How Is Compensation Determined During a Personal Injury Lawsuit?


Personal injury lawsuits can be complicated when it comes to determining exactly how much compensation you deserve. Insurance companies have their own formulas to decide how much to pay you, but they don't make these formulas known and they're often highly subjective. That's why it's so important to work with an experienced personal injury attorney in Northridge. Here are the main factors that will be taken into account when preparing your personal injury claim or lawsuit.

Medical Expenses

Your medical expenses relating to your injury will be the basis for determining your compensation. Not only does this include your initial doctor's visit or hospital stay, it also includes ongoing expenses like any medications or physical therapy prescribed by your doctor.

Loss of Work

The person or company responsible for your injury should also cover any wages you lose because of your injury. If you're permanently disabled and therefore unable to return to your old job, you should receive much higher compensation to help you start a new career or help pay your bills if you're unable to return to work at all.

Recovery Period

Some injuries take months or years to heal, while others may heal in a few weeks. The longer your recovery period, the more compensation you can expect. This is especially true if you may need invasive procedures like surgeries.

Pain and Suffering

While it's relatively easy to figure out how much money it will cost to pay for your medical bills and missed work, it can be harder to put an exact figure on how much pain and suffering you undergo because of your injury. This is where your lawyer and expert witnesses will be critical in making sure you receive the compensation you're due. Your doctor's testimony or reports will be especially important, as he or she is in the best position to describe the extent of your injuries.

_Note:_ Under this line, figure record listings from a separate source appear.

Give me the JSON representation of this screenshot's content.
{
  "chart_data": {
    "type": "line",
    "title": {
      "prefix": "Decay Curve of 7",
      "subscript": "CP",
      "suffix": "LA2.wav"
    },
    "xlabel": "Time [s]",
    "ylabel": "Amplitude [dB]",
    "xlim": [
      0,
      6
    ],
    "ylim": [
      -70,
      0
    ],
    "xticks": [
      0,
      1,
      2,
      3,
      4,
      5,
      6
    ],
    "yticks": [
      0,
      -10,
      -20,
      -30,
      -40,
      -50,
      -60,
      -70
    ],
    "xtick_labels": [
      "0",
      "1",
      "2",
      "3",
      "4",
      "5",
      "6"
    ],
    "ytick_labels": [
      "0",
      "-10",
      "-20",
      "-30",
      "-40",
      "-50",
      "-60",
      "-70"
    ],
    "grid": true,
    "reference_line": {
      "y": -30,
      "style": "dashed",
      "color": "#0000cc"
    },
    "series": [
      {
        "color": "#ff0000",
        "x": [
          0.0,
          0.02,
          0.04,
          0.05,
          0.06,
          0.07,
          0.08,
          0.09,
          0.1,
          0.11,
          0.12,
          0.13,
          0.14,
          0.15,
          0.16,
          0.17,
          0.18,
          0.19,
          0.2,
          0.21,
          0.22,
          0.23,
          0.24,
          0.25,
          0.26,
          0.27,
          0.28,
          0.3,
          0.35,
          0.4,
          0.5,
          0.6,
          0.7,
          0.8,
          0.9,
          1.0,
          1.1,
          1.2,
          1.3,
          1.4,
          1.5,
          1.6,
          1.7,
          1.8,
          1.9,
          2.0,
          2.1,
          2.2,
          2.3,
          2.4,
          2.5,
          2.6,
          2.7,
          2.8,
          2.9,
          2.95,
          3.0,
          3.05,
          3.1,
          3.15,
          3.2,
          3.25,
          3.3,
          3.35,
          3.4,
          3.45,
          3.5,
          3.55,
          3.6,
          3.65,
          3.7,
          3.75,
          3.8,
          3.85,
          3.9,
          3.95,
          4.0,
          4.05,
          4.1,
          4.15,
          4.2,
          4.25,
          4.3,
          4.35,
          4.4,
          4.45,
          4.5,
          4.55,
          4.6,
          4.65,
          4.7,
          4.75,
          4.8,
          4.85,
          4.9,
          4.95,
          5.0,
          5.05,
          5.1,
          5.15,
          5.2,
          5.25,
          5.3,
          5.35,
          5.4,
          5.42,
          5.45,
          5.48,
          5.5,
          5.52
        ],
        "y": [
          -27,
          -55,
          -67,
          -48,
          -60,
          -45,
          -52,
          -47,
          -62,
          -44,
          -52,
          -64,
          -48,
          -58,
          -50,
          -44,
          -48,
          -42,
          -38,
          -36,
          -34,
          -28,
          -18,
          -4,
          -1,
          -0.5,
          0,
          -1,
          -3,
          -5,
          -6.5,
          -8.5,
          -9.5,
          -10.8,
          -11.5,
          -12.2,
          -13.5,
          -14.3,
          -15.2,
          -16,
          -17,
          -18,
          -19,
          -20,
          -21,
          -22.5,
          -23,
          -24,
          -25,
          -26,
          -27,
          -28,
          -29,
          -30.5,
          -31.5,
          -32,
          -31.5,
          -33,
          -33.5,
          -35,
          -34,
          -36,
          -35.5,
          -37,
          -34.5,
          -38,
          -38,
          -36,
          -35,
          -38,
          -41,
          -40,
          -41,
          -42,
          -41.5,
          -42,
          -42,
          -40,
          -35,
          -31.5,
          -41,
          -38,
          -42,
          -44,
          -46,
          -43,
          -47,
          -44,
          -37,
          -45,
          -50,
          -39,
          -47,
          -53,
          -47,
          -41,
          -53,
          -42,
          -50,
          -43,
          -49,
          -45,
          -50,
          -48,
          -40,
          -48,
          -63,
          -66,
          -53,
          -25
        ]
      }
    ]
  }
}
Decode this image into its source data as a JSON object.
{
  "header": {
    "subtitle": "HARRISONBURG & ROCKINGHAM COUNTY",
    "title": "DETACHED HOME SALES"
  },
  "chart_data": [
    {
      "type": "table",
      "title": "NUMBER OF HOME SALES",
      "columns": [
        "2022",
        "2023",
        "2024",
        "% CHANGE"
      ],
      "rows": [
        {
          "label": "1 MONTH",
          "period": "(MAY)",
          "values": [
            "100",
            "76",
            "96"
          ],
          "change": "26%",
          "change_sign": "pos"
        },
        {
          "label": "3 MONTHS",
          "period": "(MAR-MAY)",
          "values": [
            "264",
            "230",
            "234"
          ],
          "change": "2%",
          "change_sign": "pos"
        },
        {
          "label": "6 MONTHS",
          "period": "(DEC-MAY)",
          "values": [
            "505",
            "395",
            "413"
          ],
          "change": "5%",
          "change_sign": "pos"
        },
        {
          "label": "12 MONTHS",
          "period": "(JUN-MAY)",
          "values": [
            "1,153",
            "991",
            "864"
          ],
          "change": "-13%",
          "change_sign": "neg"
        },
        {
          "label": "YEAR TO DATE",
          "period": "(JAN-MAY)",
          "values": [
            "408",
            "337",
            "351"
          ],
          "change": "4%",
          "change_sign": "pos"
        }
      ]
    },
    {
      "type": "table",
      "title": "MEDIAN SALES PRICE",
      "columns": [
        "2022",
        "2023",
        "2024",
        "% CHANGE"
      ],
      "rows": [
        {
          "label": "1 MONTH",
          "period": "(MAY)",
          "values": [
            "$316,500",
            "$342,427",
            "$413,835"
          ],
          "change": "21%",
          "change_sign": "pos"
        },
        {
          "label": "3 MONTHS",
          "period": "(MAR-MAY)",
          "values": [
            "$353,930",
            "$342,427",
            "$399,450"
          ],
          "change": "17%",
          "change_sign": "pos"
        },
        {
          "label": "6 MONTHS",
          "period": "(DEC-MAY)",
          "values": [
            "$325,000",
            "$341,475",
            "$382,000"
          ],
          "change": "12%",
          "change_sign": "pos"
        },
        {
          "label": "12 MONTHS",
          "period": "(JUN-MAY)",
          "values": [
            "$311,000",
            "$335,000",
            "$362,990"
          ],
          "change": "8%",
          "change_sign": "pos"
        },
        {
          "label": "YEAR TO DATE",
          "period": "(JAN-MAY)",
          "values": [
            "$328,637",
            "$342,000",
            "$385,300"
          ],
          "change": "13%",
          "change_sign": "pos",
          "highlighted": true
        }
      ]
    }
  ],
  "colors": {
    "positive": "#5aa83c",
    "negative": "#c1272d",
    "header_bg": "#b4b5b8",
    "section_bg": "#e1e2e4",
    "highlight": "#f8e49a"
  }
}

In general, injuries to sensitive areas like the head or back will receive more compensation than soft tissue injuries which produce less long-term pain and suffering.

Emotional Distress

Like pain and suffering, emotional distress is difficult to accurately measure and will be subject to debate. Talk to your personal injury attorney in Northridge to come up with ways to prove emotional distress caused by your injury. For example, keep a record of anxiety attacks or loss of sleep caused by your injury. You can also keep a record of how depression or pain have lessened your ability to take part in normal daily activities or important family events.